"May my prayer be set before you like incense; may the lifting up of my hands be like the evening sacrifice." (Psalm 141:2)
Psalm 141 is an evening psalm, a petition for God to hear the prayer that rises like incense and to accept the lifted hands like the evening sacrifice. This beautiful image, which the Church adopted into the liturgy of Vespers from the earliest centuries, presents prayer as sacrifice: the offering of the self to God through the medium of word and gesture, rising as incense rises, accepted as the Temple offering was accepted. The Catechism calls incense a symbol of prayer in both testaments, and the image of Revelation 8:4 confirms it: the smoke of the incense together with the prayers of all the saints rose before God (CCC 2581).

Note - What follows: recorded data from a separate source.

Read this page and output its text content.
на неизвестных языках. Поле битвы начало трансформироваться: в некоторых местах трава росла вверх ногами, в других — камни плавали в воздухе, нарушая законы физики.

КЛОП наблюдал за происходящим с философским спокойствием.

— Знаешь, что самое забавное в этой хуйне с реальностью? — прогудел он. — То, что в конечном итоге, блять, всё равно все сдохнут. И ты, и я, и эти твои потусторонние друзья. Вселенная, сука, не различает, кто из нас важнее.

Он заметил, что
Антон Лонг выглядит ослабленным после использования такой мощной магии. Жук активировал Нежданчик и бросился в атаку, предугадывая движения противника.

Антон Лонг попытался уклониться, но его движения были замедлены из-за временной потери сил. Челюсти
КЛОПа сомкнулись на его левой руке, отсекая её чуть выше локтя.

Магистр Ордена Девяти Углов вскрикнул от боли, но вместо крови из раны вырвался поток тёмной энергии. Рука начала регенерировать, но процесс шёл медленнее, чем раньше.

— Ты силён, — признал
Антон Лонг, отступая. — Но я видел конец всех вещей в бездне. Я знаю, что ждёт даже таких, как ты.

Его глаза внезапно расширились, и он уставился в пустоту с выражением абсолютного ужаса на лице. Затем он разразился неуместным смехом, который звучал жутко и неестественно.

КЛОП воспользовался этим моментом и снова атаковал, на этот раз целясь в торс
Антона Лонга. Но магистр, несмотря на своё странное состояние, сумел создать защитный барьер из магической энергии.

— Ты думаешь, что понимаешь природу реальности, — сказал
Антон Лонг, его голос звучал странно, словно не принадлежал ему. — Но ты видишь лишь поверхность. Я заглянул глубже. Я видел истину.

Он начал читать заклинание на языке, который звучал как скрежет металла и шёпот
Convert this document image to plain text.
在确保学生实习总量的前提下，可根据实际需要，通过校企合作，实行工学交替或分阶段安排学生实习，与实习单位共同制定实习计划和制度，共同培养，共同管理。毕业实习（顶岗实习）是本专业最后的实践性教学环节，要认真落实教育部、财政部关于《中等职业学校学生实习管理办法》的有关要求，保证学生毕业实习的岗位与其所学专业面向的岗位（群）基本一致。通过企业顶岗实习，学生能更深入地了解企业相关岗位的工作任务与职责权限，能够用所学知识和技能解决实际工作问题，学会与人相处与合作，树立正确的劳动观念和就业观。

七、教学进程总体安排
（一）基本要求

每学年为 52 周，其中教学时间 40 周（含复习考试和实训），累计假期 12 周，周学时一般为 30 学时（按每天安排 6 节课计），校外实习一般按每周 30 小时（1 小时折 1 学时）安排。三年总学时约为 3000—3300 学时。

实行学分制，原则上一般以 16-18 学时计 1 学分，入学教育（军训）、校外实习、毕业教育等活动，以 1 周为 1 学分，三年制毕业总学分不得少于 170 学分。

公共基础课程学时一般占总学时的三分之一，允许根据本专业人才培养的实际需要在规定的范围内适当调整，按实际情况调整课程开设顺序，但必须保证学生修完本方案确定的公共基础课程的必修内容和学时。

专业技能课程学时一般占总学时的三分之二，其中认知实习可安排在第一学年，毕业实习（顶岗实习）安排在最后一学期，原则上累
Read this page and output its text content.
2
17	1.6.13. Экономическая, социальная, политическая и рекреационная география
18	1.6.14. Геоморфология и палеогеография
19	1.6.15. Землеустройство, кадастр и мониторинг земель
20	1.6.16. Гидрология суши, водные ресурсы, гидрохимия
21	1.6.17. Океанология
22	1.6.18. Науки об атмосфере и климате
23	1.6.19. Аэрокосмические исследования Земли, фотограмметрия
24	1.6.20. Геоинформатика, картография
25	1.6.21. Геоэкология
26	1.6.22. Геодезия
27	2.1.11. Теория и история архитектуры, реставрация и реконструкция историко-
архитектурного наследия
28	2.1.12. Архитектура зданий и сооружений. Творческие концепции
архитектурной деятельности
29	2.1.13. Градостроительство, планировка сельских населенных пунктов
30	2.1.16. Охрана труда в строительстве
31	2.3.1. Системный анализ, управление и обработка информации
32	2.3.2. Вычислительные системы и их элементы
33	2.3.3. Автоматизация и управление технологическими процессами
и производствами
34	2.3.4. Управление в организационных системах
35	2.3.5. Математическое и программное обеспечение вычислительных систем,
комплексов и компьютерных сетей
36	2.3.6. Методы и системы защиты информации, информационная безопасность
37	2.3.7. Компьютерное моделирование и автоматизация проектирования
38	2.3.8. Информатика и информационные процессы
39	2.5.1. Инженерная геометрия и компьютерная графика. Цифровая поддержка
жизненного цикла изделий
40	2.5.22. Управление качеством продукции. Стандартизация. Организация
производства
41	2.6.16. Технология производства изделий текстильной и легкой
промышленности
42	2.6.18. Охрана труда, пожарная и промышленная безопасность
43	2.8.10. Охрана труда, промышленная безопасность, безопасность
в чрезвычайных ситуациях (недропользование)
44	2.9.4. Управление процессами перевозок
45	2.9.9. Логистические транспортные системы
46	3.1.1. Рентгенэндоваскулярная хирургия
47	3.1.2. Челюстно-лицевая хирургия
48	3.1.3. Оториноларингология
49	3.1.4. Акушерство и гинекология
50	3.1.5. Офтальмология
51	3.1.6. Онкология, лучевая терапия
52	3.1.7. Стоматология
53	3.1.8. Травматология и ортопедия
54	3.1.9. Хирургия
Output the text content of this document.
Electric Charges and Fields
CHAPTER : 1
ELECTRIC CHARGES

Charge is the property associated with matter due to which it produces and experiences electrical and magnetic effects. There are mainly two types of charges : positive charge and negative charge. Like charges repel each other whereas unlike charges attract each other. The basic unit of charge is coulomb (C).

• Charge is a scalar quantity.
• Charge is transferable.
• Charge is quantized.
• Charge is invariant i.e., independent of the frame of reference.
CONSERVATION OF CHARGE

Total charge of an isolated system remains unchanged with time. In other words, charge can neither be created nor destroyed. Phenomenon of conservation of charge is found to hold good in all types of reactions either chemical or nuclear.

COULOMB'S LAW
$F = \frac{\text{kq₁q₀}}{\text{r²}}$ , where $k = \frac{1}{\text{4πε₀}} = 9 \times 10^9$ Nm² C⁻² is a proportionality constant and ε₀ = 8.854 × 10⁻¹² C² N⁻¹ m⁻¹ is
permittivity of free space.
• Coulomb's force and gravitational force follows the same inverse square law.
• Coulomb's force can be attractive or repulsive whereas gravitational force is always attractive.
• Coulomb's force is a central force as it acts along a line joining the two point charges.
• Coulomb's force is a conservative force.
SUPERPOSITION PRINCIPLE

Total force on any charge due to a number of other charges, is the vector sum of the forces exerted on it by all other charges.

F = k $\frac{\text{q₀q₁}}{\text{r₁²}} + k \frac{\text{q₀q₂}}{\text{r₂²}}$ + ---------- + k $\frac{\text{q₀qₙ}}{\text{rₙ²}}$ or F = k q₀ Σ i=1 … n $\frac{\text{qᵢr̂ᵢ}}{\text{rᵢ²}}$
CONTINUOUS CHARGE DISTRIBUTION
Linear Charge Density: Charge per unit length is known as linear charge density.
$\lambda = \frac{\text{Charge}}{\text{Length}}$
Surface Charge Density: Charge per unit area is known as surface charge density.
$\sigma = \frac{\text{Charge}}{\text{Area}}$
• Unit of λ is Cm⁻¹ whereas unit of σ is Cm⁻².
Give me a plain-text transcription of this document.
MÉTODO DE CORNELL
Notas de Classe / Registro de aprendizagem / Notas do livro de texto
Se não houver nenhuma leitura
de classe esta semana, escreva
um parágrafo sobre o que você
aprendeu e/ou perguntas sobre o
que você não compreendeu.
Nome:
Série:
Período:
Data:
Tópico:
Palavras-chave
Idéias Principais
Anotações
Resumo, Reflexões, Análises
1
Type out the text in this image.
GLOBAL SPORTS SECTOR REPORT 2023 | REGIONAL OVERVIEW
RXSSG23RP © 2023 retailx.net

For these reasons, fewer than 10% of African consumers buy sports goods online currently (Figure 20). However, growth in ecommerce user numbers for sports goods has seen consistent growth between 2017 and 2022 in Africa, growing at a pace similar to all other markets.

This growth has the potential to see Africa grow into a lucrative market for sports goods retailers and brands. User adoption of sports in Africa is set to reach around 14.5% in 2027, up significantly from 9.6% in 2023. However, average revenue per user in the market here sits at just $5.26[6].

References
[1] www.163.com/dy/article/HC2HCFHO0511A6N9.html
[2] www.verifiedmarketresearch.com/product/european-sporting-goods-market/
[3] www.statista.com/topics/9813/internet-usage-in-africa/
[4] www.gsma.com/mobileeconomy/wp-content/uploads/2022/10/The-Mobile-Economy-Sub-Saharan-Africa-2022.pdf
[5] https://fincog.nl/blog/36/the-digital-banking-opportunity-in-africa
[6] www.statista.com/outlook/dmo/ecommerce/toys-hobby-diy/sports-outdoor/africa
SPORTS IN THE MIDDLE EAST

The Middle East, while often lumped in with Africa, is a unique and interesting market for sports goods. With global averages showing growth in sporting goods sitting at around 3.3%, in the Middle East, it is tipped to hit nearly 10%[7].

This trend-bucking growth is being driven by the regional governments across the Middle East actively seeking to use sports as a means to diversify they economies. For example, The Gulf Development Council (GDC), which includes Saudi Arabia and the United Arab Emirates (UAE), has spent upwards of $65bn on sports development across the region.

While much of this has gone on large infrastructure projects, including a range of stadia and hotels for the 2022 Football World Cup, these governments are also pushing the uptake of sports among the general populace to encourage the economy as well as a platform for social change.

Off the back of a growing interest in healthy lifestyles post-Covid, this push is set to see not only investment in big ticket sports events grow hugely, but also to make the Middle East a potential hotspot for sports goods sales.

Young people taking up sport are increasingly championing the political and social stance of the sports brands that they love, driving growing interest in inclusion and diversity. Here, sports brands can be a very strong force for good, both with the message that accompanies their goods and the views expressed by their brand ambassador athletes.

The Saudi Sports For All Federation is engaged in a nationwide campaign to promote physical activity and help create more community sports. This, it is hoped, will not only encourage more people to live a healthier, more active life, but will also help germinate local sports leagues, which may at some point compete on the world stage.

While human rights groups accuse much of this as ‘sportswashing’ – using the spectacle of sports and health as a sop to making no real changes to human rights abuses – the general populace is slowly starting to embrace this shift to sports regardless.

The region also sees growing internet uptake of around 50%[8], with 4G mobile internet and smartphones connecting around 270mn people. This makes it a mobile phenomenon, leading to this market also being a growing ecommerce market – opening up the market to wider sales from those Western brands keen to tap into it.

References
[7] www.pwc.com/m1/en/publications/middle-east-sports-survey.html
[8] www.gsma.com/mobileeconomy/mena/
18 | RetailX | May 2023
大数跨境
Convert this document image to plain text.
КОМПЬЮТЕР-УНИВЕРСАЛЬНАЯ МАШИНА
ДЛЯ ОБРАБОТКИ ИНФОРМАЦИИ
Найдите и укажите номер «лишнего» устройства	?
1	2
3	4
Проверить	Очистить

The psalm then becomes a petition for interior virtue: set a guard over my mouth, LORD, keep watch over the door of my lips. This is the prayer of the person who knows that the greatest danger to the community often comes from within, from the tongue that flatters, that speaks without thinking, that wounds without intending. Let me not eat of the delicacies of those who do evil; let me not be drawn into fellowship with wickedness. The psalm ends with trust in the LORD as refuge, the eyes still toward him even in distress.
Brothers and sisters, the evening sacrifice of Psalm 141 is the Liturgy of the Hours at Vespers, offered in churches and monasteries and by faithful lay people every evening around the world. Join that great choir even briefly each evening. Light incense if you have it. Lift your hands. Let your prayer rise before God with the whole Church as the sun sets.
Lord God, may my prayer be set before you like incense and the lifting of my hands like the evening sacrifice. Set a guard over my mouth and keep watch over the door of my lips. My eyes are fixed on you, LORD my God; in you I take refuge. Through Christ our Lord. Amen.